CAAS Responds to COVID-19


Aggie ice cream masked up
Aggie Ice Cream: Masked up and Ready to Scoop

Aggie Ice Cream fans were without their favorite flavors for six weeks, but the creamery was able to re-open with new safety measures in place. Learn all about Aggie Ice Cream on the Instead podcast launched this year by USU's Office of Research. Episode 32—Cow to Cone: How Aggie Ice Cream is Made featuring Aggie Creamery Manager Dave Irish.


Nutrition from a Distance

Students and faculty quickly became more creative in the spring to finish the semester strong. Among those who found ways to complete projects and other activities were students in Assistant Professor Rebecca Charlton’s nutrition courses. Elise Whithers and Allison Armstrong (pictured here, left to right) partnered with a Spanish teacher to create online nutrition education and cooking demos for high school students who were learning remotely, including the one pictured here featuring foods from Mexico.

nutrition students during covid

Applied Economic
Online Applied Economics Resources

To help food producers navigate markets and distribution systems that became more complex or stopped altogether (some just temporarily) during the pandemic, faculty in the Department of Applied Economics centralized online resources on the APEC website. You’ll find links to the Utah Agricultural Outlook webinar series, farm financial health resources, and the Marketing in Motion blog.


Virtual Field Days

Field days have been important summer activities since the earliest days of the Agricultural College of Utah.
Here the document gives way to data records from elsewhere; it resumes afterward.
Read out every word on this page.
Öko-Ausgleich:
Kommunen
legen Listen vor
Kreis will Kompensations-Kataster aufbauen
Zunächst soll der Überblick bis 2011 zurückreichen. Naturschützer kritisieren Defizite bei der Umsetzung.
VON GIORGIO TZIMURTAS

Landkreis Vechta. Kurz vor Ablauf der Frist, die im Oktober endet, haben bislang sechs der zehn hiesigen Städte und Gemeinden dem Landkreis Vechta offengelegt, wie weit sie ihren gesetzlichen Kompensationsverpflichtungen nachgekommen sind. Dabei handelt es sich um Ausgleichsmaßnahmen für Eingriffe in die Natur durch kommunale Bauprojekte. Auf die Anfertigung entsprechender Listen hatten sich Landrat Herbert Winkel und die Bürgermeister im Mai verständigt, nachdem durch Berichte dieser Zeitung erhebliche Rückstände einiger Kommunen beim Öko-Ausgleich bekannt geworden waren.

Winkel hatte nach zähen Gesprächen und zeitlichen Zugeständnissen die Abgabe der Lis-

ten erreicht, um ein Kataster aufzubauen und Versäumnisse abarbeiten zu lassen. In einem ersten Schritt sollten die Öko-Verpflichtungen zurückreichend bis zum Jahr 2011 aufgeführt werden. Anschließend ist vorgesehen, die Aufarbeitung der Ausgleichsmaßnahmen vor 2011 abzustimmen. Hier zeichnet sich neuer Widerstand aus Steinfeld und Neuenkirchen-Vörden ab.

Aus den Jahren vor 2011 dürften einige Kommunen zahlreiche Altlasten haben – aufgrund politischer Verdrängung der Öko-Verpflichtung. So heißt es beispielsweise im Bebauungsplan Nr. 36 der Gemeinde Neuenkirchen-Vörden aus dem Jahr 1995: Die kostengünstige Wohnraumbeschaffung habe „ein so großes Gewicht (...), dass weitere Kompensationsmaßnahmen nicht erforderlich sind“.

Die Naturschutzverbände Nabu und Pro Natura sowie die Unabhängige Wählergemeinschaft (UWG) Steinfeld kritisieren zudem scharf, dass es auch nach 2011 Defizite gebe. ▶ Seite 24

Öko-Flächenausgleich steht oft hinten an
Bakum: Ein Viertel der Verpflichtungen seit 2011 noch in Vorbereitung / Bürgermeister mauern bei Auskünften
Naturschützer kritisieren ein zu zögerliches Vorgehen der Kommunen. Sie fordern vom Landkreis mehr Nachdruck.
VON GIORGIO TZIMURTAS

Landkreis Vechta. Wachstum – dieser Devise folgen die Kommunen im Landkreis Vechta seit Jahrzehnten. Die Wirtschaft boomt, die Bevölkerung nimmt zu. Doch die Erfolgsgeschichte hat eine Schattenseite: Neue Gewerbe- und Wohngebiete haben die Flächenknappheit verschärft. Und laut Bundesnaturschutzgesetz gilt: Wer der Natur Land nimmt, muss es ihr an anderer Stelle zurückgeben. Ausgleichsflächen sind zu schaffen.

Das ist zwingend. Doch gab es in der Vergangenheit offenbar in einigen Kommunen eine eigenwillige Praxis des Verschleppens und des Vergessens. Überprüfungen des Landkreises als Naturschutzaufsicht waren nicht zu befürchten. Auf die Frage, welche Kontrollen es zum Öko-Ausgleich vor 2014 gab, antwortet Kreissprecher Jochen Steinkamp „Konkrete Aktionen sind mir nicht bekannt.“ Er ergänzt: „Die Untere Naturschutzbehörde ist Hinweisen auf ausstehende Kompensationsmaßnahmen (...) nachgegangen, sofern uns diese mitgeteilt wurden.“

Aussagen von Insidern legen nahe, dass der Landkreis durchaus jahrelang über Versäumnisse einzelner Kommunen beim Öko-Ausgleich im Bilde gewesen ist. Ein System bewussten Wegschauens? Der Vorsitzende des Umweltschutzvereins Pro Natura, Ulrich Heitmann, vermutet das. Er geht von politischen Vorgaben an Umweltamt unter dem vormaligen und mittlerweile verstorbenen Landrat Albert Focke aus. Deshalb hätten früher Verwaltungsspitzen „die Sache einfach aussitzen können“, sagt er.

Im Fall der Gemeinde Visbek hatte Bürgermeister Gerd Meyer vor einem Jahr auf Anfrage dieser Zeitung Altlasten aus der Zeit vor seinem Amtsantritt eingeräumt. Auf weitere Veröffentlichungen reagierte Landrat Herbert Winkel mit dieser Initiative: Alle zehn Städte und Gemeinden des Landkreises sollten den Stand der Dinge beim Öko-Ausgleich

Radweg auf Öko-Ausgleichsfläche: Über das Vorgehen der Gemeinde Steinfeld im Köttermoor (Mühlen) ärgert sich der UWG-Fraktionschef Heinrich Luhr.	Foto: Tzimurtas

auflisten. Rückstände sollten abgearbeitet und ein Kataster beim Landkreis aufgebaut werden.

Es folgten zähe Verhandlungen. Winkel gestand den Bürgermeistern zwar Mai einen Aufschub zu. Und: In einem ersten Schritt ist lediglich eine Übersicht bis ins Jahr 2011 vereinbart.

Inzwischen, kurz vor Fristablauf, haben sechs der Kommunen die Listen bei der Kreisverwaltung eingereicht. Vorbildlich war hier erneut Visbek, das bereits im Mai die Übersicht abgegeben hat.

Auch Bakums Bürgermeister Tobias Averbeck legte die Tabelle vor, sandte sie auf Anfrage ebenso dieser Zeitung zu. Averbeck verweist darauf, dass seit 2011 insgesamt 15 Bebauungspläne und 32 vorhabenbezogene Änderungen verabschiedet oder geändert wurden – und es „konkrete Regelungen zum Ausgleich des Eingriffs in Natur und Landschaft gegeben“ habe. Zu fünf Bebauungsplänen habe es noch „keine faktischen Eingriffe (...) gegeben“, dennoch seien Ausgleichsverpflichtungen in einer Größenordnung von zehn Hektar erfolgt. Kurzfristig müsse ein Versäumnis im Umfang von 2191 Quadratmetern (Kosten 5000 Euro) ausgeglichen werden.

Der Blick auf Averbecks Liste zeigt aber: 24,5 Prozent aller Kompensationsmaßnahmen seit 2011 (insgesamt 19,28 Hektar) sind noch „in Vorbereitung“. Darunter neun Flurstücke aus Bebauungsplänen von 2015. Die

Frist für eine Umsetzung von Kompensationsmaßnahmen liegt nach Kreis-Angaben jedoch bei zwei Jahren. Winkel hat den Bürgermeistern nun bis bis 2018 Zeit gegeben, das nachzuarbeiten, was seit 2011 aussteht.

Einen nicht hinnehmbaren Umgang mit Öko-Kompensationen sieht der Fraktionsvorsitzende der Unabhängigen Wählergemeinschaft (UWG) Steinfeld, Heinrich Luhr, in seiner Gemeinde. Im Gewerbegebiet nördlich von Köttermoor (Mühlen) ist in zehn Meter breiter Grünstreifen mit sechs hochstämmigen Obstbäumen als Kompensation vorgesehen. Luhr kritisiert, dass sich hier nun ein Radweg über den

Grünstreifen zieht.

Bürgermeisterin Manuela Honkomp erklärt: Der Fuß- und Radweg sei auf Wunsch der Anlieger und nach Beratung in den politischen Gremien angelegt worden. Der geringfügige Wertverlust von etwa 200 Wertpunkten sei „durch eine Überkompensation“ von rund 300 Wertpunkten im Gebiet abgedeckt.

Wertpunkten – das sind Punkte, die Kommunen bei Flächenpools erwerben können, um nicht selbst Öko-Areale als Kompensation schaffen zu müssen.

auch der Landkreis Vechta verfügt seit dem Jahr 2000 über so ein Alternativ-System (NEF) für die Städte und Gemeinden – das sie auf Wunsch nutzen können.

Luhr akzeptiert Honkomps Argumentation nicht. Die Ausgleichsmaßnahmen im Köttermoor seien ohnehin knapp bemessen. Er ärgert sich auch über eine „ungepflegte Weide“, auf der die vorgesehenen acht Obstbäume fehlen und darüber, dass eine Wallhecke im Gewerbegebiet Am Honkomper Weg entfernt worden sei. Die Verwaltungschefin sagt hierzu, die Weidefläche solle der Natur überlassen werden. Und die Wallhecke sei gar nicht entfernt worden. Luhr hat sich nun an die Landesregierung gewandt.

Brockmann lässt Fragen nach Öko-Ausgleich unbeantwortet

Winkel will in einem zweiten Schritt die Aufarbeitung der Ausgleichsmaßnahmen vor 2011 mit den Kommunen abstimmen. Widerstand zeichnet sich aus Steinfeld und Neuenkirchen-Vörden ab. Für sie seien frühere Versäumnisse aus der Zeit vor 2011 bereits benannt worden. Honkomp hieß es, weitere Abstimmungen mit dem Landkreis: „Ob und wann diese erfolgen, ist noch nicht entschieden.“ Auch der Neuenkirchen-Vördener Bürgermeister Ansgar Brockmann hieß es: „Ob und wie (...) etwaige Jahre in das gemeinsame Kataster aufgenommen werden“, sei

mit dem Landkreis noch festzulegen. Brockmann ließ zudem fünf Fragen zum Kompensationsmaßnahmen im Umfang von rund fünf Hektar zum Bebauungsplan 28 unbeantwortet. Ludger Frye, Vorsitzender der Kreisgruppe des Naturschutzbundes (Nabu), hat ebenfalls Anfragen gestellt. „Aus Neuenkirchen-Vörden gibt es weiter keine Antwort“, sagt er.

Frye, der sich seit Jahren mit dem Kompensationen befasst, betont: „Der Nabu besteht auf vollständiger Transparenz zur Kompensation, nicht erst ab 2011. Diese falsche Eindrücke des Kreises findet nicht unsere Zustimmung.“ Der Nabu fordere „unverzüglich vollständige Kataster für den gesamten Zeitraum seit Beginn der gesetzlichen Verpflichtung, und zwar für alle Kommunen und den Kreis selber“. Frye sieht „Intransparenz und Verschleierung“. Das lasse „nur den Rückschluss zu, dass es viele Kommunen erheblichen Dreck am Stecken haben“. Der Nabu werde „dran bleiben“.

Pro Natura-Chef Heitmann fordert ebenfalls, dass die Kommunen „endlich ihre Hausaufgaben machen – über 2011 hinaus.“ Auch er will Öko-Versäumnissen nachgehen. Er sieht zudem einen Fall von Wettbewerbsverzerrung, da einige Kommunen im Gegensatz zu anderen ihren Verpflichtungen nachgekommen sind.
Farmers, ranchers, fruit growers, and in more recent years, native plant growers and turfgrass managers have gathered on our research farms and other research sites around the state to learn about USU’s current research and how to apply it to their operations.
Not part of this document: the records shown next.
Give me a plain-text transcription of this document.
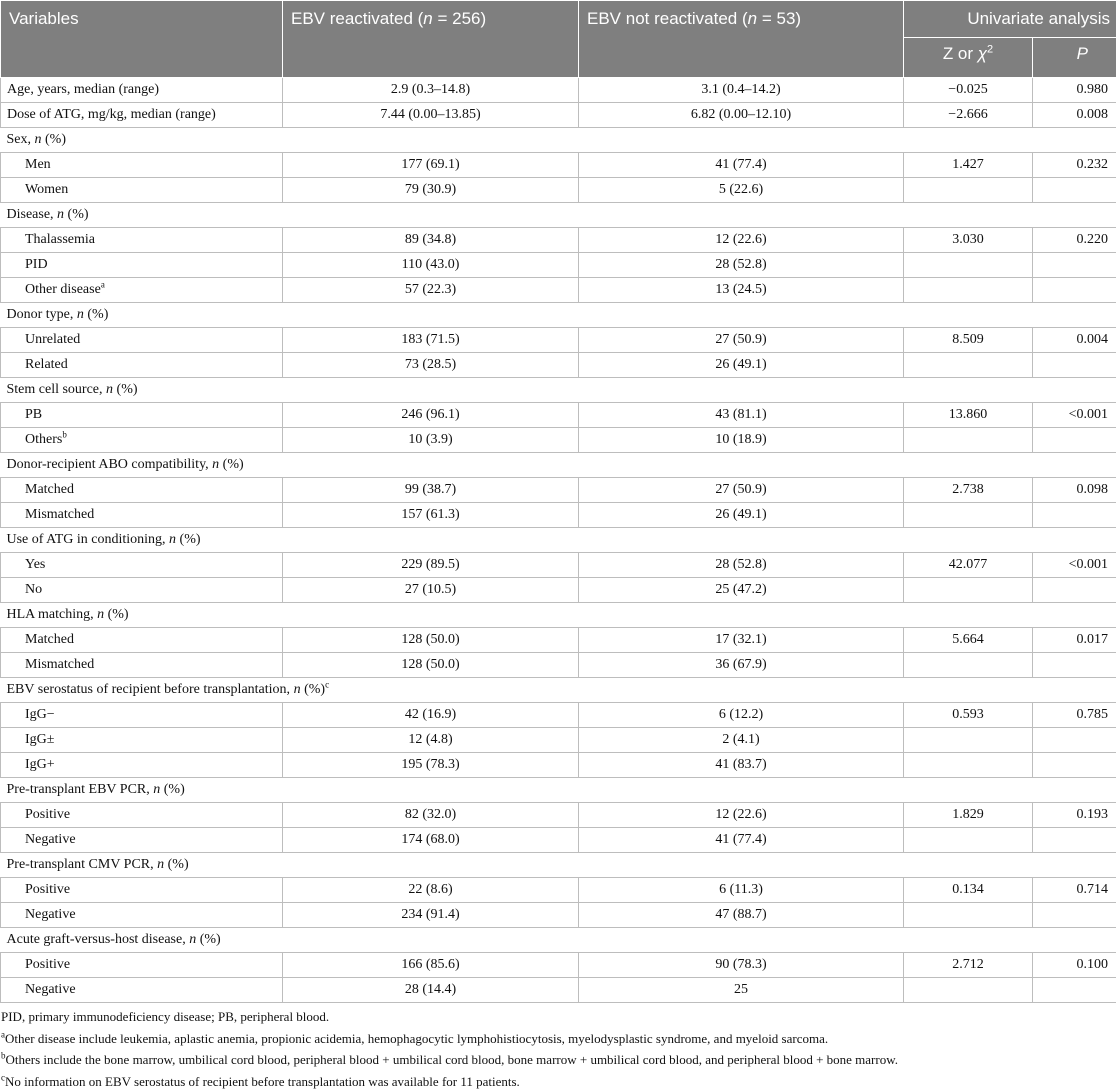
Variables	EBV reactivated (n = 256)	EBV not reactivated (n = 53)	Univariate analysis	
			Z or $\chi^2$	P
Age, years, median (range)	2.9 (0.3–14.8)	3.1 (0.4–14.2)	−0.025	0.980
Dose of ATG, mg/kg, median (range)	7.44 (0.00–13.85)	6.82 (0.00–12.10)	−2.666	0.008
Sex, n (%)				
Men	177 (69.1)	41 (77.4)	1.427	0.232
Women	79 (30.9)	5 (22.6)		
Disease, n (%)				
Thalassemia	89 (34.8)	12 (22.6)	3.030	0.220
PID	110 (43.0)	28 (52.8)		
Other disease$^a$	57 (22.3)	13 (24.5)		
Donor type, n (%)				
Unrelated	183 (71.5)	27 (50.9)	8.509	0.004
Related	73 (28.5)	26 (49.1)		
Stem cell source, n (%)				
PB	246 (96.1)	43 (81.1)	13.860	<0.001
Others$^b$	10 (3.9)	10 (18.9)		
Donor-recipient ABO compatibility, n (%)				
Matched	99 (38.7)	27 (50.9)	2.738	0.098
Mismatched	157 (61.3)	26 (49.1)		
Use of ATG in conditioning, n (%)				
Yes	229 (89.5)	28 (52.8)	42.077	<0.001
No	27 (10.5)	25 (47.2)		
HLA matching, n (%)				
Matched	128 (50.0)	17 (32.1)	5.664	0.017
Mismatched	128 (50.0)	36 (67.9)		
EBV serostatus of recipient before transplantation, n (%)$^c$
IgG−	42 (16.9)	6 (12.2)	0.593	0.785
IgG±	12 (4.8)	2 (4.1)		
IgG+	195 (78.3)	41 (83.7)		
Pre-transplant EBV PCR, n (%)				
Positive	82 (32.0)	12 (22.6)	1.829	0.193
Negative	174 (68.0)	41 (77.4)		
Pre-transplant CMV PCR, n (%)				
Positive	22 (8.6)	6 (11.3)	0.134	0.714
Negative	234 (91.4)	47 (88.7)		
Acute graft-versus-host disease, n (%)				
Positive	166 (85.6)	90 (78.3)	2.712	0.100
Negative	28 (14.4)	25		
PID, primary immunodeficiency disease; PB, peripheral blood.
$^a$Other disease include leukemia, aplastic anemia, propionic acidemia, hemophagocytic lymphohistiocytosis, myelodysplastic syndrome, and myeloid sarcoma.
$^b$Others include the bone marrow, umbilical cord blood, peripheral blood + umbilical cord blood, bone marrow + umbilical cord blood, and peripheral blood + bone marrow.
$^c$No information on EBV serostatus of recipient before transplantation was available for 11 patients.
This year field days went virtual. Our faculty, student researchers, and technicians like to meet in person with some end-users of their discoveries and expertise, but one benefit of the 2020 events is that they are available online where more people have access. Take a look at this year’s Crops, Fruit Growers, and Center for Water-efficient Landscaping field days on YouTube.

field days

Dean White serving Ice cream
Ice Cream with the Dean

Even a pandemic didn’t stop a Week of Welcome favorite: Ice Cream with the Dean. Instead of scooping and serving long lines of students, Dean Ken White and CAAS administrators, including ASTE Department Head Becki Lawver (shown here with Dean White) masked-up and distributed containers of ice cream.


Equestrian Team Rides On

Members of USU’s equestrian teams continued training while wearing custom masks—like the one shown here on McKenna Osborne—while working together at the Equine Education Center.
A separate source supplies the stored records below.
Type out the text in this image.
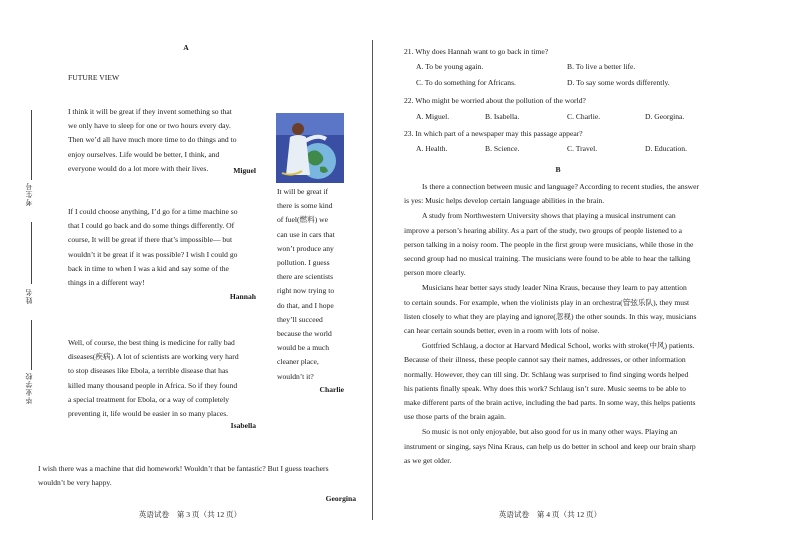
考生号
姓名
毕业学校
A
FUTURE VIEW
I think it will be great if they invent something so that
we only have to sleep for one or two hours every day.
Then we’d all have much more time to do things and to
enjoy ourselves. Life would be better, I think, and
everyone would do a lot more with their lives.	Miguel
If I could choose anything, I’d go for a time machine so
that I could go back and do some things differently. Of
course, It will be great if there that’s impossible— but
wouldn’t it be great if it was possible? I wish I could go
back in time to when I was a kid and say some of the
things in a different way!
Hannah
It will be great if
there is some kind
of fuel(燃料) we
can use in cars that
won’t produce any
pollution. I guess
there are scientists
right now trying to
do that, and I hope
they’ll succeed
because the world
would be a much
cleaner place,
wouldn’t it?
Charlie
Well, of course, the best thing is medicine for rally bad
diseases(疾病). A lot of scientists are working very hard
to stop diseases like Ebola, a terrible disease that has
killed many thousand people in Africa. So if they found
a special treatment for Ebola, or a way of completely
preventing it, life would be easier in so many places.
Isabella
I wish there was a machine that did homework! Wouldn’t that be fantastic? But I guess teachers
wouldn’t be very happy.
Georgina
英语试卷　第 3 页（共 12 页）
21. Why does Hannah want to go back in time?
A. To be young again.	B. To live a better life.
C. To do something for Africans.	D. To say some words differently.
22. Who might be worried about the pollution of the world?
A. Miguel.	B. Isabella.	C. Charlie.	D. Georgina.
23. In which part of a newspaper may this passage appear?
A. Health.	B. Science.	C. Travel.	D. Education.
B
Is there a connection between music and language? According to recent studies, the answer
is yes: Music helps develop certain language abilities in the brain.
A study from Northwestern University shows that playing a musical instrument can
improve a person’s hearing ability. As a part of the study, two groups of people listened to a
person talking in a noisy room. The people in the first group were musicians, while those in the
second group had no musical training. The musicians were found to be able to hear the talking
person more clearly.
Musicians hear better says study leader Nina Kraus, because they learn to pay attention
to certain sounds. For example, when the violinists play in an orchestra(管弦乐队), they must
listen closely to what they are playing and ignore(忽视) the other sounds. In this way, musicians
can hear certain sounds better, even in a room with lots of noise.
Gottfried Schlaug, a doctor at Harvard Medical School, works with stroke(中风) patients.
Because of their illness, these people cannot say their names, addresses, or other information
normally. However, they can till sing. Dr. Schlaug was surprised to find singing words helped
his patients finally speak. Why does this work? Schlaug isn’t sure. Music seems to be able to
make different parts of the brain active, including the bad parts. In some way, this helps patients
use those parts of the brain again.
So music is not only enjoyable, but also good for us in many other ways. Playing an
instrument or singing, says Nina Kraus, can help us do better in school and keep our brain sharp
as we get older.
英语试卷　第 4 页（共 12 页）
McKenna Osborne with a mask

woman working with plants
Work Goes on at the Teaching Greenhouse

Students had already successfully started plants in their labs when the switch to 100% online instruction happened in the spring. Students continued caring for plants but with smaller crews. Annual plant sales from the Young Teaching Greenhouse and Plant Shop support Plant Science Club learning activities. This year's sale went online for curbside pick-up and wrapped up with a one-day, outdoor sale.


Gathering While Distancing

When you have to re-think the annual CAAS Faculty and Staff Retreat it helps to be the college with an airplane hangar. Some attended online and other attended one of two socially distanced sessions at the Logan-Cache Airport.

Dean Ken White and Gary Straquadine, Associate Vice President for Career and Technical Education and Vice Provost at USU Eastern shared a congratulatory elbow bump that replaced the event's usual handshakes.

Ken speaking at faculty retreat and the elbow bump with Gary Straquadine

students working outside on soils
Soils Lab: Fall 2020 Edition

Since it’s impossible to put much distance between students and faculty in a soil pit, even outdoor labs require face coverings this semester.